The foundation of a house can be an unnatural depository for tons of unnecessary concrete. Instead of fundamental formulas and common sense designing in a foundation, it is usually a haphazard, rule of thumb, local and code-dictated practice that sets the pattern.

When the true function of a foundation is understood, its design in relation to soil conditions and climactic factors will, in turn, influence the form of the superstructure to be supported. A building foundation consists of two parts; foundation-footing and foundation-wall. The footing is a basic supporting element upon which the total weight of a building is distributed via columns or foundation-walls.

One of the foremost problems associated with footing design is determining the bearing capacity of the soil. For hardpan or very firm, welldrained soil, there should be not more than four tons of building weight for every square foot of footing area; for wet sand or firm clay, two tons; for soft clay or loam, not over one ton.

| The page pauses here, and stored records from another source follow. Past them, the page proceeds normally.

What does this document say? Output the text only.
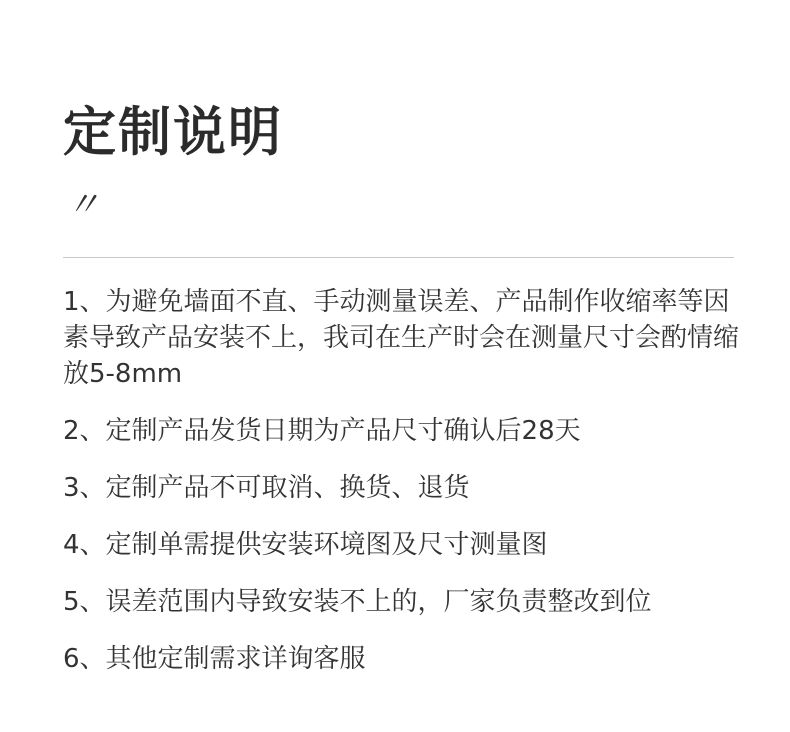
定制说明
〃
1、为避免墙面不直、手动测量误差、产品制作收缩率等因素导致产品安装不上，我司在生产时会在测量尺寸会酌情缩放5-8mm
2、定制产品发货日期为产品尺寸确认后28天
3、定制产品不可取消、换货、退货
4、定制单需提供安装环境图及尺寸测量图
5、误差范围内导致安装不上的，厂家负责整改到位
6、其他定制需求详询客服
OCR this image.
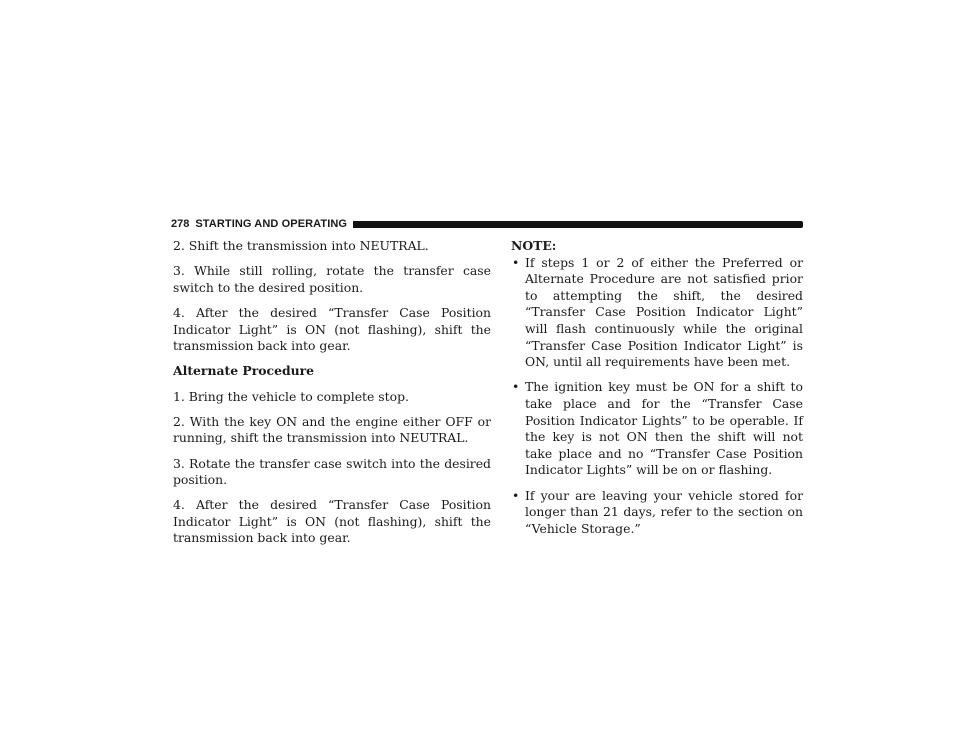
278 STARTING AND OPERATING

2. Shift the transmission into NEUTRAL.

3. While still rolling, rotate the transfer case switch to the desired position.

4. After the desired “Transfer Case Position Indicator Light” is ON (not flashing), shift the transmission back into gear.

Alternate Procedure

1. Bring the vehicle to complete stop.

2. With the key ON and the engine either OFF or running, shift the transmission into NEUTRAL.

3. Rotate the transfer case switch into the desired position.

4. After the desired “Transfer Case Position Indicator Light” is ON (not flashing), shift the transmission back into gear.

NOTE:

• If steps 1 or 2 of either the Preferred or Alternate Procedure are not satisfied prior to attempting the shift, the desired “Transfer Case Position Indicator Light” will flash continuously while the original “Transfer Case Position Indicator Light” is ON, until all requirements have been met.
• The ignition key must be ON for a shift to take place and for the “Transfer Case Position Indicator Lights” to be operable. If the key is not ON then the shift will not take place and no “Transfer Case Position Indicator Lights” will be on or flashing.
• If your are leaving your vehicle stored for longer than 21 days, refer to the section on “Vehicle Storage.”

Frost line and ground water factors are two other items which determine the design and material chosen for foundation construction. The frost line along the northern belt of the United States varies from 4 to 6 feet in depth, and in most areas of the central United States it averages from 2 to 4 feet. Foundation walls must extend below these depths if danger of freezing is to be avoided (alternate expansion and contraction of the earth during freezing and thawing may heave the footing and damage the foundation-wall and superstructure). An alternative solution is to use a rock ballast similar to railroad beds under the foundation and floor, thereby insuring maximum drainage. Gravel filled trenches under the footing have also been successfully used for ground water drainage (a gravel bed will support 6 tons of building weight per square foot).